Professor Kogie Naidoo, Deputy Director of the Centre for the AIDS Programme of Research in South Africa (CAPRISA), was awarded the 2023 EDCTP Outstanding Female Scientist Prize at the EDCTP 2023 Forum opening ceremony.
Earlier in her career, Prof. Naidoo was one of the first clinicians to provide antiretroviral therapy to people living with HIV in South Africa, and to offer free antiretrovirals in clinics in rural South Africa. However, these efforts then revealed the enormous death toll of TB in the country. Since then, Prof. Naidoo has devoted her life to finding ways to reduce the burden of TB and HIV co-infections.
Her work has focused on disease prevention, vaccine trials and implementation research, particularly around drug-resistant TB. A particularly notable achievement was work demonstrating more than a halving of mortality in HIV/TB co-infected patients.
She has supervised and mentored scores of students and early-career researchers, more than 90% of them women. The Prize, she suggested, would provide a boost to these efforts: “Winning the EDCTP prize is important because it provides encouragement that the work I have invested in is being recognised as of value to society. It gives me an amazing resource to motivate and fund other young scientists.”
These efforts will ultimately strengthen the region’s capacity to address its own challenges: “It goes back to investment in African scientists to find African solutions to African problems.”

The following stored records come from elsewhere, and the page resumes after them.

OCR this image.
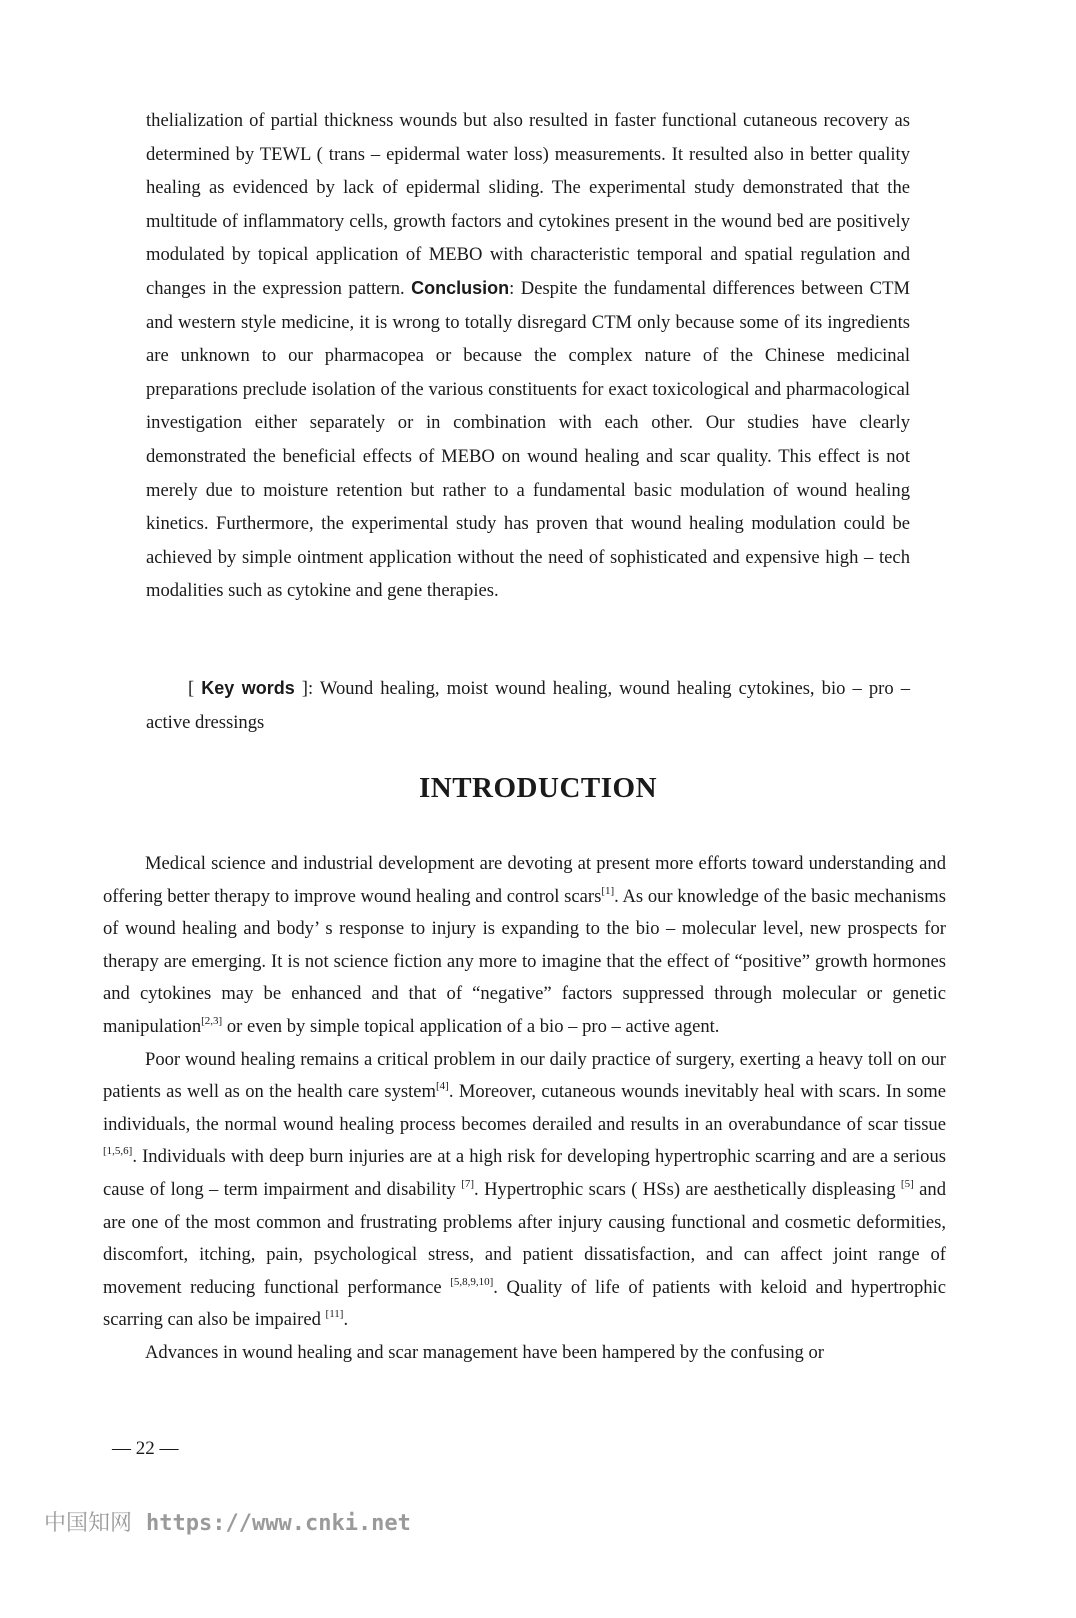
thelialization of partial thickness wounds but also resulted in faster functional cutaneous recovery as determined by TEWL ( trans – epidermal water loss) measurements. It resulted also in better quality healing as evidenced by lack of epidermal sliding. The experimental study demonstrated that the multitude of inflammatory cells, growth factors and cytokines present in the wound bed are positively modulated by topical application of MEBO with characteristic temporal and spatial regulation and changes in the expression pattern. Conclusion: Despite the fundamental differences between CTM and western style medicine, it is wrong to totally disregard CTM only because some of its ingredients are unknown to our pharmacopea or because the complex nature of the Chinese medicinal preparations preclude isolation of the various constituents for exact toxicological and pharmacological investigation either separately or in combination with each other. Our studies have clearly demonstrated the beneficial effects of MEBO on wound healing and scar quality. This effect is not merely due to moisture retention but rather to a fundamental basic modulation of wound healing kinetics. Furthermore, the experimental study has proven that wound healing modulation could be achieved by simple ointment application without the need of sophisticated and expensive high – tech modalities such as cytokine and gene therapies.

[ Key words ]: Wound healing, moist wound healing, wound healing cytokines, bio – pro – active dressings
INTRODUCTION

Medical science and industrial development are devoting at present more efforts toward understanding and offering better therapy to improve wound healing and control scars[1]. As our knowledge of the basic mechanisms of wound healing and body’ s response to injury is expanding to the bio – molecular level, new prospects for therapy are emerging. It is not science fiction any more to imagine that the effect of “positive” growth hormones and cytokines may be enhanced and that of “negative” factors suppressed through molecular or genetic manipulation[2,3] or even by simple topical application of a bio – pro – active agent.

Poor wound healing remains a critical problem in our daily practice of surgery, exerting a heavy toll on our patients as well as on the health care system[4]. Moreover, cutaneous wounds inevitably heal with scars. In some individuals, the normal wound healing process becomes derailed and results in an overabundance of scar tissue [1,5,6]. Individuals with deep burn injuries are at a high risk for developing hypertrophic scarring and are a serious cause of long – term impairment and disability [7]. Hypertrophic scars ( HSs) are aesthetically displeasing [5] and are one of the most common and frustrating problems after injury causing functional and cosmetic deformities, discomfort, itching, pain, psychological stress, and patient dissatisfaction, and can affect joint range of movement reducing functional performance [5,8,9,10]. Quality of life of patients with keloid and hypertrophic scarring can also be impaired [11].

Advances in wound healing and scar management have been hampered by the confusing or

— 22 —
中国知网 https://www.cnki.net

The Outstanding Female Scientist Prize is awarded to world-class female scientists working in sub-Saharan Africa in the scope of the EDCTP2 programme. Prize-winners are recognised for their significant scientific contributions and achievements in their research field as well as their efforts at building research capacity through training and mentorship of the future generation of researchers and scientists in Africa.
Prof. Naidoo was presented the award at the Eleventh EDCTP Forum Opening Ceremony by Sylvie Retailleau, French Minister for Research, Higher Education and Innovation.